Because the three features are not distributed uniformly and have different feature dimensions, the three features are mapped into the same dimension through linear transformation in order to facilitate subsequent cross-modal fusion.
2. And extracting autocorrelation information of three modes.
The method comprises the step of extracting autocorrelation information of three modes by using a Transformer feature extractor, wherein the autocorrelation information of the modes is important information which is helpful to emotion recognition in the modes extracted by using a Transformer network. The Transformer itself contains two important parts of a multi-headed self-attention mechanism and a feedforward network. As shown in FIG. 2, the present invention uses a first-order autocorrelation feature extractor based on a multi-head attention mechanism to extract important information of a modal from a preprocessed feature, regards the result as a first-order autocorrelation feature, uses a feedforward network as a second-order autocorrelation feature extractor to perform nonlinear fitting on the preprocessed feature, and regards the result as a second-order autocorrelation feature. Three sets of autocorrelation information of video, voice and text are obtained.
3. And extracting multi-dimensional fusion features.
And (3-1) extracting the autocorrelation characteristics.
Based on the autocorrelation information of the three modalities extracted in step 2 and the cross-modality fusion module shown in fig. 3, the primary autocorrelation feature of one target modality is used as a target feature to be fused, and the secondary autocorrelation features of the other two modalities are used as auxiliary fusion modality features, for example, the primary autocorrelation feature of voice is selected, and the primary autocorrelation features of video and text are sent to the cross-modality fusion module; selecting first-level autocorrelation characteristics of the video, and first-level autocorrelation characteristics of the voice and the text, and sending the first-level autocorrelation characteristics to a cross-mode fusion module; selecting first-level autocorrelation characteristics of the text and first-level autocorrelation characteristics of the voice and the video, and sending the first-level autocorrelation characteristics of the voice and the video into a cross-mode fusion module; wherein the cross-modality fusion module comprises two bimodal fusions and a weighted integration network.
And (3-2) extracting cross-modal fusion features.
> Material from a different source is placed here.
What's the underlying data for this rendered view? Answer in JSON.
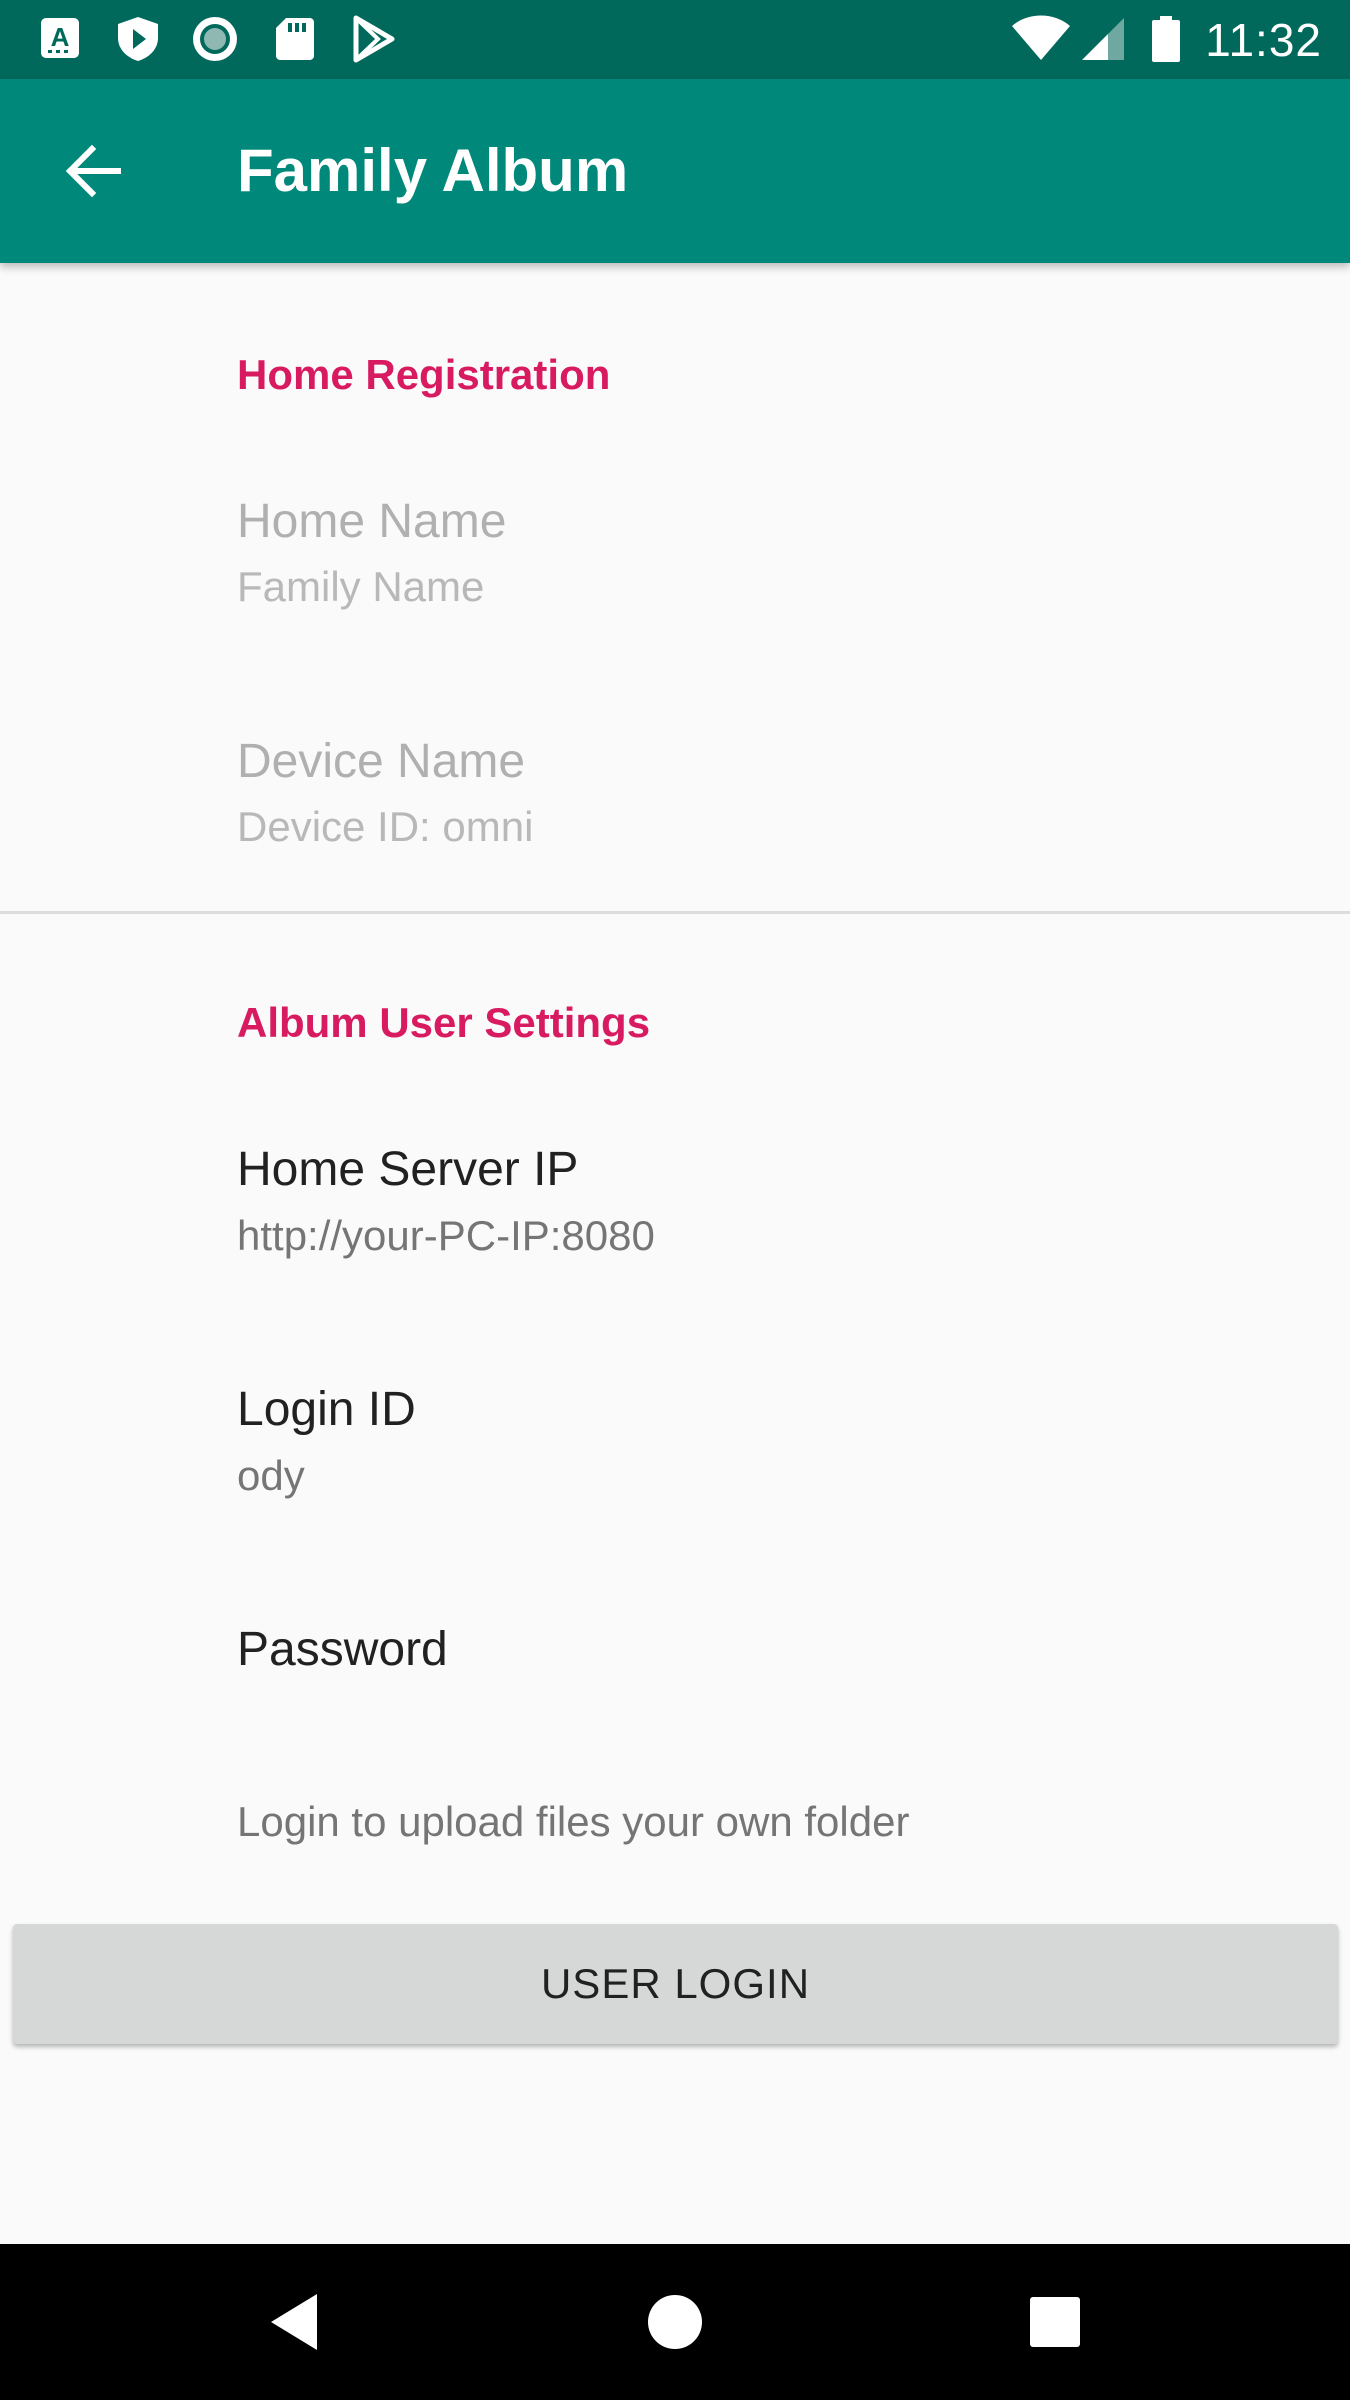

The feature combinations in (3-1) are sent to the cross-modal fusion module shown in fig. 3, and then cross-modal fusion features are calculated based on the key and value query concept of the attention mechanism in the Transformer. For example, one-level autocorrelation characteristic Q of the speech would be selected0,mainLinear mapping is carried out to obtain a query vector, and the video X is processed1,aideText X2,aideLinear mapping is carried out on the two-level autocorrelation characteristics of the two modes to obtain respective key and value vectors, then multi-mode fusion is carried out according to a graph 3 to respectively obtain videos>Cross-modal fusion of features, text, and speech>Features are fused across modalities for speech. The specific calculation process is as follows:
for X0,main:Q0,main=X0,mainWQ′
For X1,aide
Figure BDA0002450762740000091
For X2,aide
Figure BDA0002450762740000092
For packet (X)0,main,X1,aide) The fusion mode is as follows:
Figure BDA0002450762740000101
CrossFusion_X1→0=Concat(head1,…,headn)
for packet (X)0,main,X2,aide) The fusion mode is as follows:
Figure BDA0002450762740000102
CrossFusion_X2→0=Concat(head1,…,headn)
wherein X0,mainSelf-attention feature, X, representing the current target modality1,aide、X2,aideAn auxiliary fusion feature representing the remaining target modalities, Cross fusion _ Xaide→mainThe representation target modality main is based on the auxiliary modality aide fusion result.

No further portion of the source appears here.